Elements are used to mark up the sections of an XML document. An XML element has the following form:


  <ElementName>Content</ElementName>

The content is contained within the XML tags.

Although XML tags usually enclose content, you can also have elements that have no content, called empty elements. In XML, an empty element can be represented as follows:


  <ElementName/>

NOTE
The <ElementName/> XML notation is sometimes called a singleton. In HTML, the empty tag is represented as <ElementName></ElementName>.

In a patient record XML document, for example, PatientName, PatientAge, PatientIllness, and PatientWeight can all be elements of the XML document, as shown here:


  <PatientName>John Smith</PatientName>
  <PatientAge>108</PatientAge>
  <PatientWeight>155</PatientWeight>

This PatientName element marks the content John Smith as the patient's name, PatientAge marks the content 108 as the patient's age, and PatientWeight marks the content 155 as the patient's weight. Elements provide information about the content in the document and can be used by computer applications to identify each content section. The application can then manipulate the content sections according to the requirements of the application.

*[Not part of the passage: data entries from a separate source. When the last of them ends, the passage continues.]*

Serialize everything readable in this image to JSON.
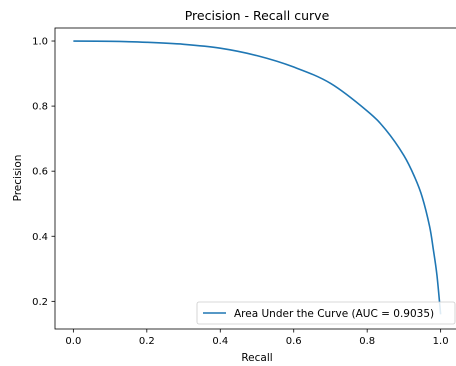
{
  "chart_data": {
    "type": "line",
    "title": "Precision - Recall curve",
    "xlabel": "Recall",
    "ylabel": "Precision",
    "xlim": [
      -0.05,
      1.05
    ],
    "ylim": [
      0.115,
      1.04
    ],
    "xticks": [
      "0.0",
      "0.2",
      "0.4",
      "0.6",
      "0.8",
      "1.0"
    ],
    "yticks": [
      "0.2",
      "0.4",
      "0.6",
      "0.8",
      "1.0"
    ],
    "grid": false,
    "legend_position": "lower-right",
    "series": [
      {
        "name": "Area Under the Curve (AUC = 0.9035)",
        "color": "#1f77b4",
        "x": [
          0.0,
          0.1,
          0.2,
          0.3,
          0.4,
          0.5,
          0.6,
          0.7,
          0.8,
          0.85,
          0.9,
          0.93,
          0.95,
          0.97,
          0.98,
          0.99,
          1.0
        ],
        "y": [
          1.0,
          0.999,
          0.996,
          0.99,
          0.978,
          0.955,
          0.92,
          0.87,
          0.785,
          0.728,
          0.648,
          0.58,
          0.52,
          0.43,
          0.36,
          0.28,
          0.16
        ]
      }
    ]
  }
}
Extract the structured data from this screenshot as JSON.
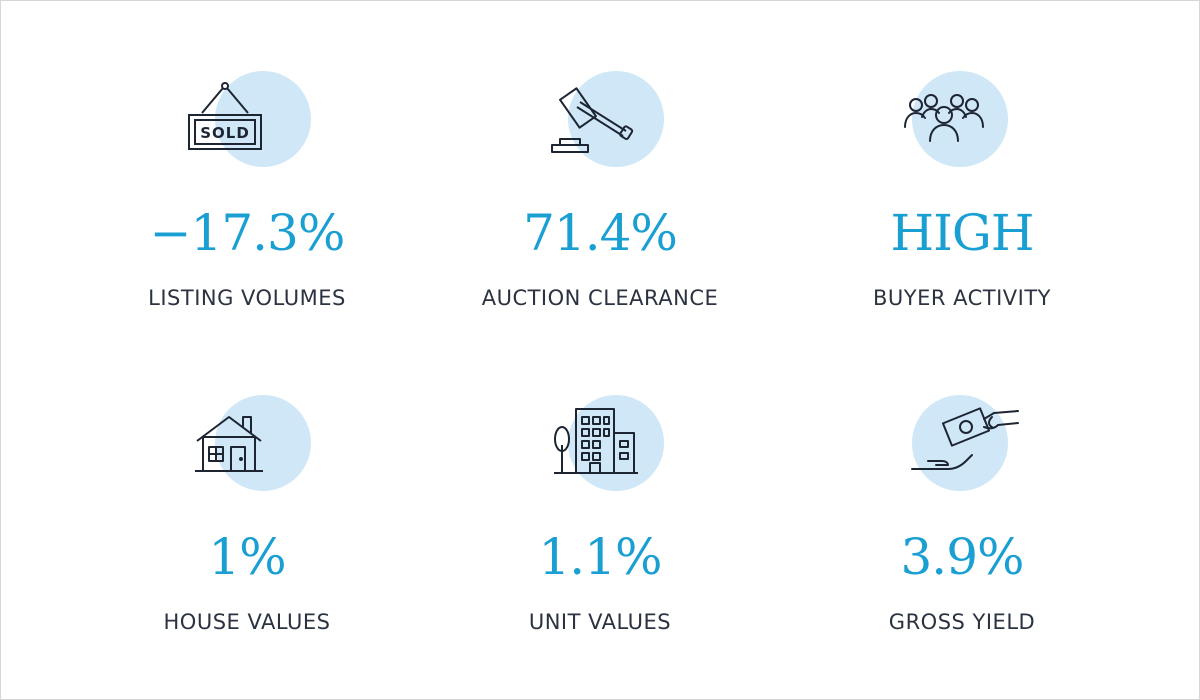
{
  "stats": [
    {
      "icon": "sold-sign-icon",
      "value": "−17.3%",
      "label": "LISTING VOLUMES"
    },
    {
      "icon": "auction-gavel-icon",
      "value": "71.4%",
      "label": "AUCTION CLEARANCE"
    },
    {
      "icon": "people-group-icon",
      "value": "HIGH",
      "label": "BUYER ACTIVITY"
    },
    {
      "icon": "house-icon",
      "value": "1%",
      "label": "HOUSE VALUES"
    },
    {
      "icon": "apartment-building-icon",
      "value": "1.1%",
      "label": "UNIT VALUES"
    },
    {
      "icon": "money-hand-icon",
      "value": "3.9%",
      "label": "GROSS YIELD"
    }
  ],
  "sold_sign_text": "SOLD",
  "colors": {
    "accent": "#1a9fd3",
    "icon_circle": "#cfe7f7",
    "label_text": "#2b3240",
    "icon_stroke": "#1d2533"
  }
}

In the case of the patient record document, the content sections could be placed into fields for a new record in a patient database or presented to a user in text boxes in a Web browser. The elements will determine what fields or text boxes each content section belongs in-for example, the content marked by the PatientName element will go into the PatientName field in the database or in the txtPName text box in the Web browser. Using elements, the presentation, storage, and transfer of data can be automated.

Nesting elements

Elements can be nested. For example, if you wanted to group all the patient information under a single Patient element, you might want to rewrite the patient record example as follows:


  <Patient>
      <PatientName>John Smith</PatientName>
      <PatientAge>108</PatientAge>
      <PatientWeight>155</PatientWeight>
  </Patient>

When nesting elements, you must not overlap tags. The following construction would not be well formed because the </Patient> end tag appears between the tags of one of its nested elements:


  <Patient>
      <PatientName>John Smith</PatientName>
      <PatientAge>108</PatientAge>
      <PatientWeight>155</Patient>
  </PatientWeight>

Thus XML elements can contain other elements. However, the elements must be strictly nested: each start tag must have a corresponding end tag.

Naming conventions

Element names must conform to the following rules:

  • Names consist of one or more nonspace characters. If a name has only one character, that character must be a letter, either uppercase (A-Z) or lowercase (a-z).
  • A name can only begin with a letter or an underscore.
  • Beyond the first character, any character can be used, including those defined in the Unicode standard (http://www.unicode.org/).
  • Element names are case sensitive; thus, PatientName, PATIENTNAME, and patientname are considered different elements.

For example, the following element names are well formed:


  Fred
  _Fred
  Fredd123
  FredGruß

These element names would not be considered well formed:


  Fred 123
  -Fred
  123

Here the first element name contains a space, the second begins with a dash, and the third begins with a numeral instead of a letter or an underscore.